Plus sérieusement (donc pas uniquement sérieusement, je ne sais pas faire ça, surtout quand je suis mal à l'aise ; et là, wow, la jauge est haute) : j'écris ce message parce que j'ai quelques questions sur une déconstruction en cours… et pas seulement sur la mienne... Moi, je crois avoir détruit le plafond et les cloisons, c'est bon, donc de mon côté, a priori, il ne reste que les murs porteurs et quelques meubles dont j'ai du mal à me séparer… Par contre, du côté de mes murs porteurs, autrement dit ma dame, je crois que seules les fenêtres ont été ouvertes… donc l'idée d'aérer est là, j'en suis ravi, mais je crains que les portes ne claquent si le courant d'air passe… Alors, j'ai des questions, plein, et je prendrais volontiers vos éventuelles réponses, surtout si elles sont meilleures que les pessimistes que je vois, quand j'en vois… car si ma mue est une sortie de crise, je me demande si cette sortie ne sera pas aussi l'entrée d'une autre crise… Bref, j'aimerais bien savoir ce que vous décideriez dans ma situation ; si d'un regard extérieur, vous la trouvez saine ou savonneuse. D'avance, merci beaucoup.

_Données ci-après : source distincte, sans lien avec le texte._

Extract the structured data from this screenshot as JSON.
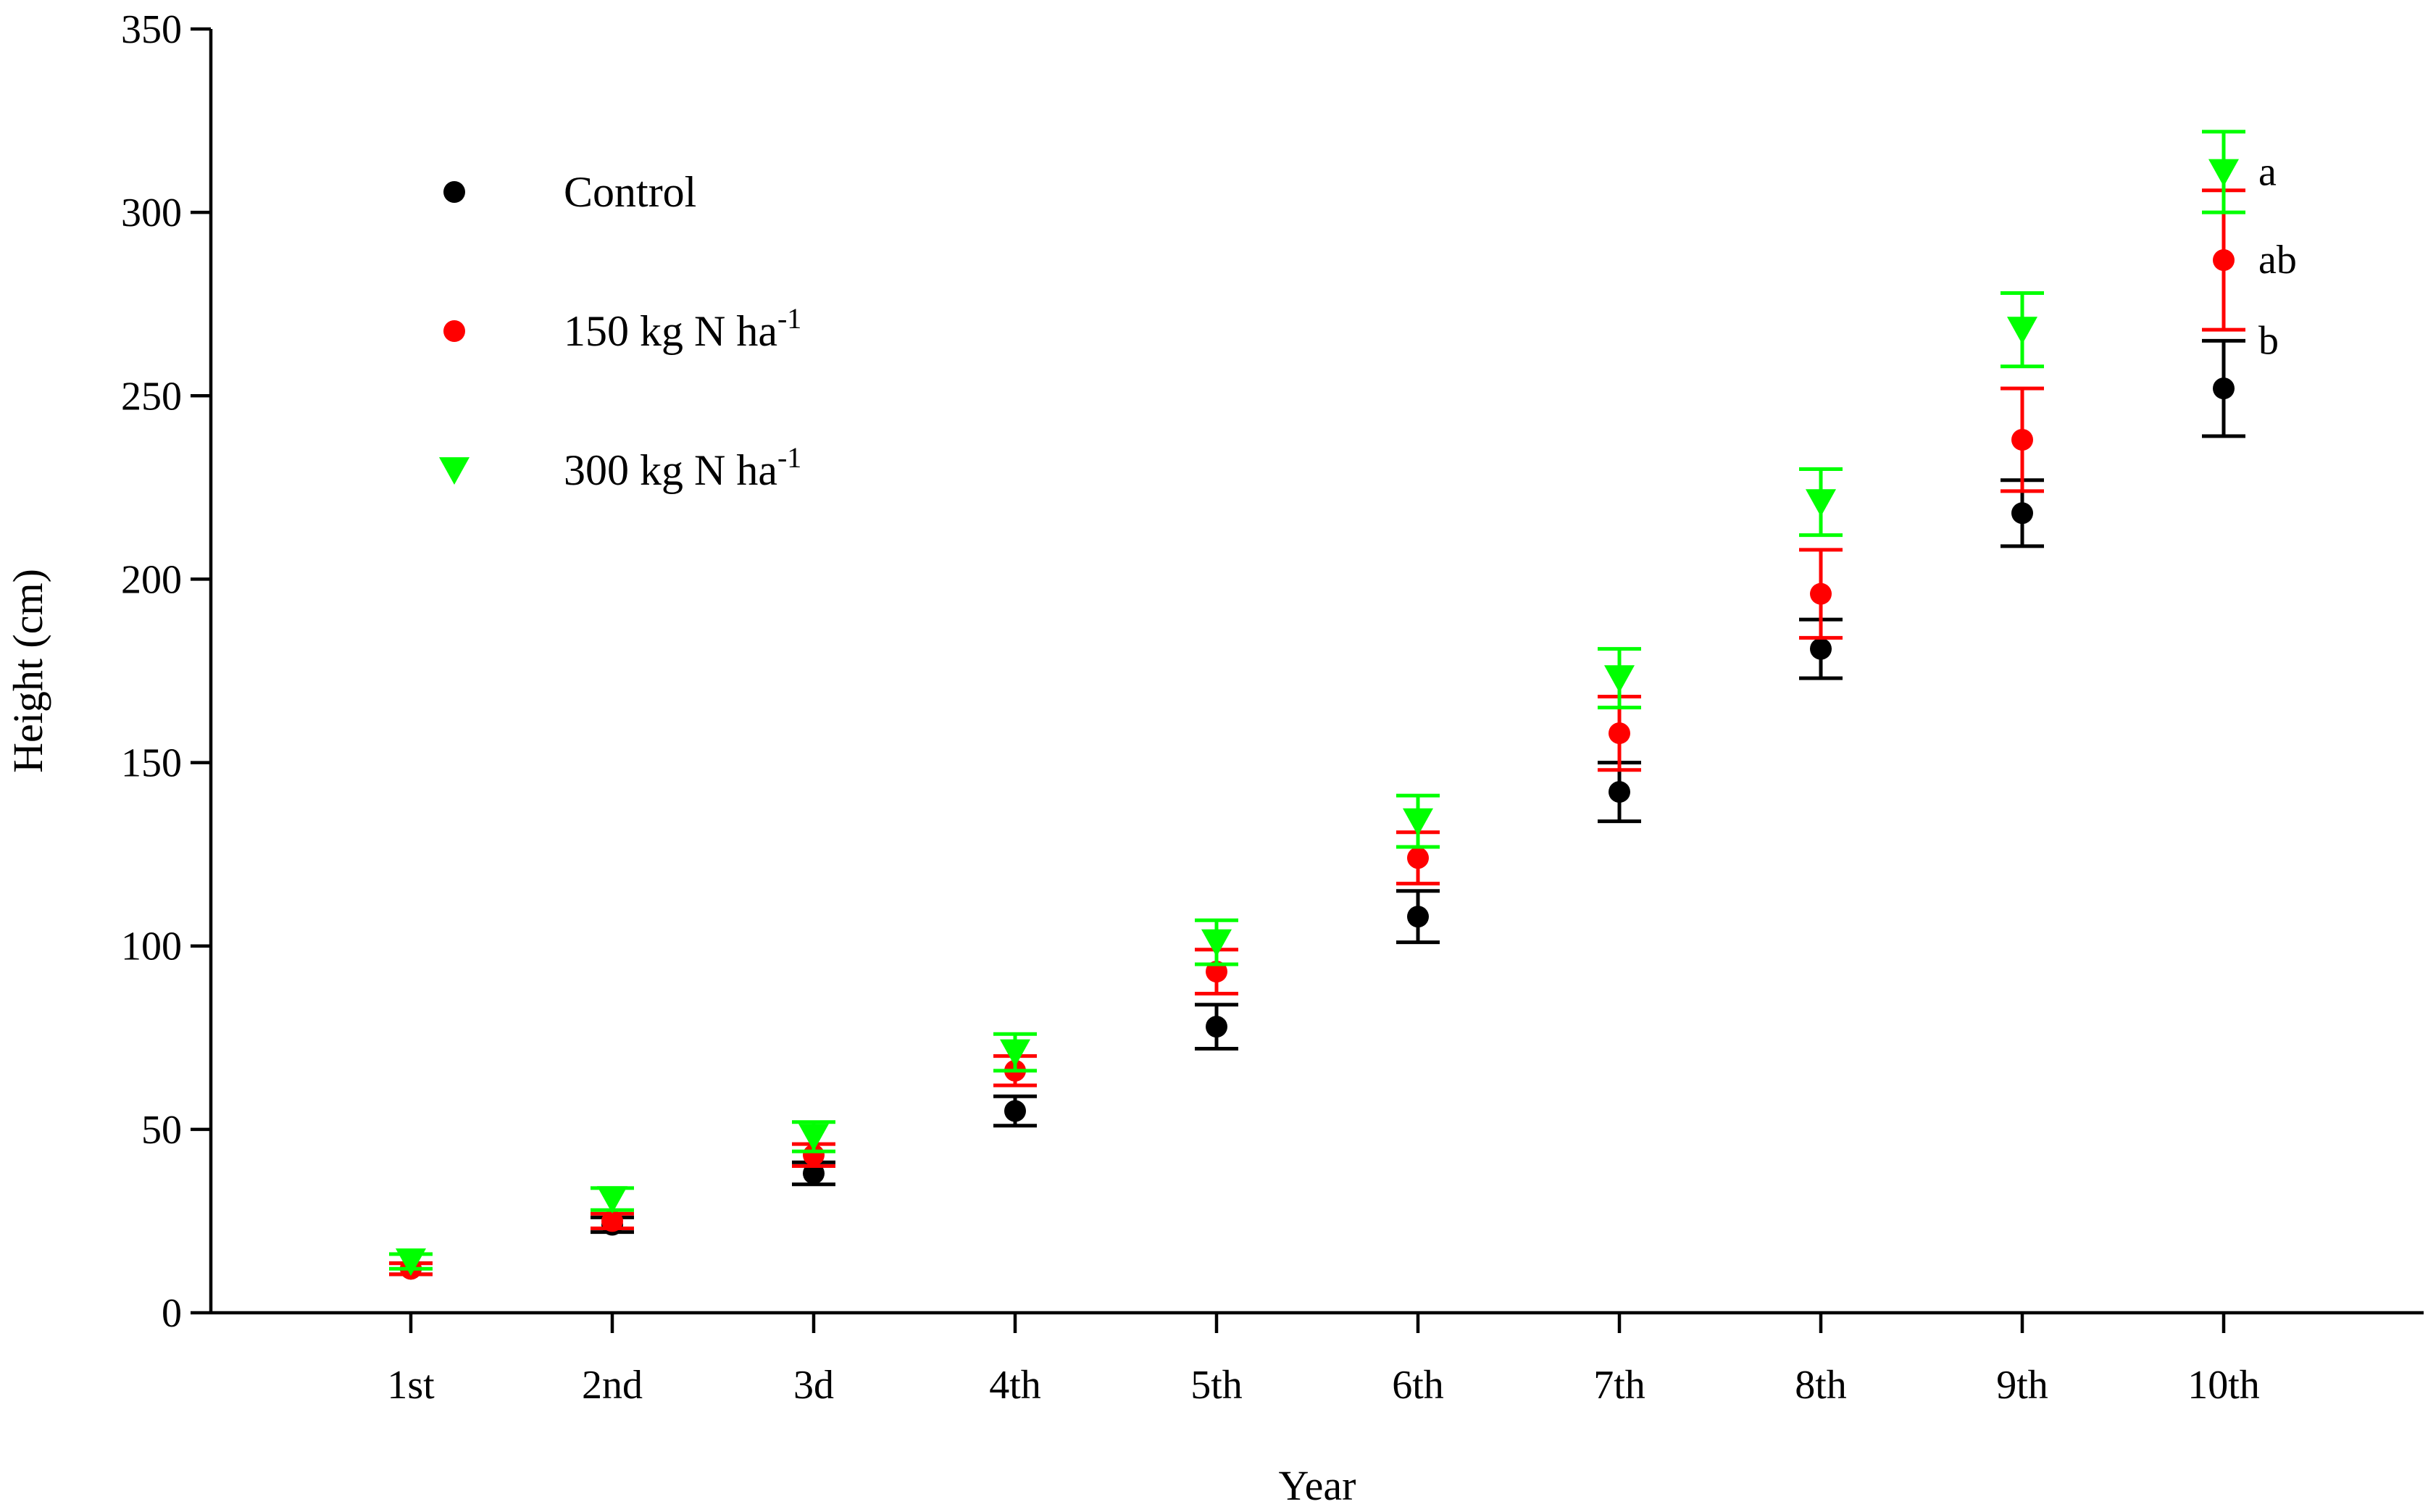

J'ai parlé, dans mon premier message ici, de mon état quantique de "j'ai déjà été polya mais sans l'être" (pour résumer l'épisode précédent : j'ai été avec une femme qui était aussi avec un autre homme, ce que j'acceptais bien, du fait de ma déficience en possessivité, puis elle a rompu quand j'ai envisagé de rencontrer l'autre homme ; à présent, de par cette expérience au bilan mitigé, le polya me semble être le chemin pour garder en vie mon couple qui est devenu, à mon grand désarroi, une "amitié avec enfants"). J'imagine que mon état est plus simple à vivre que le vôtre, vous qui vivez vraiment les problèmes et les joies d'être polya, et non ceux d'un "peut-être" basé sur un fait revisité au piment des polyas, alors que dans ce fait, j'étais seulement un cocu content… Pour pouvoir juger ma situation, je dois être plus complet que ce premier jet ; poser au mieux le contexte de mes questions. Il y a beaucoup à dire donc d'avance merci pour votre temps, si vous lisez tout…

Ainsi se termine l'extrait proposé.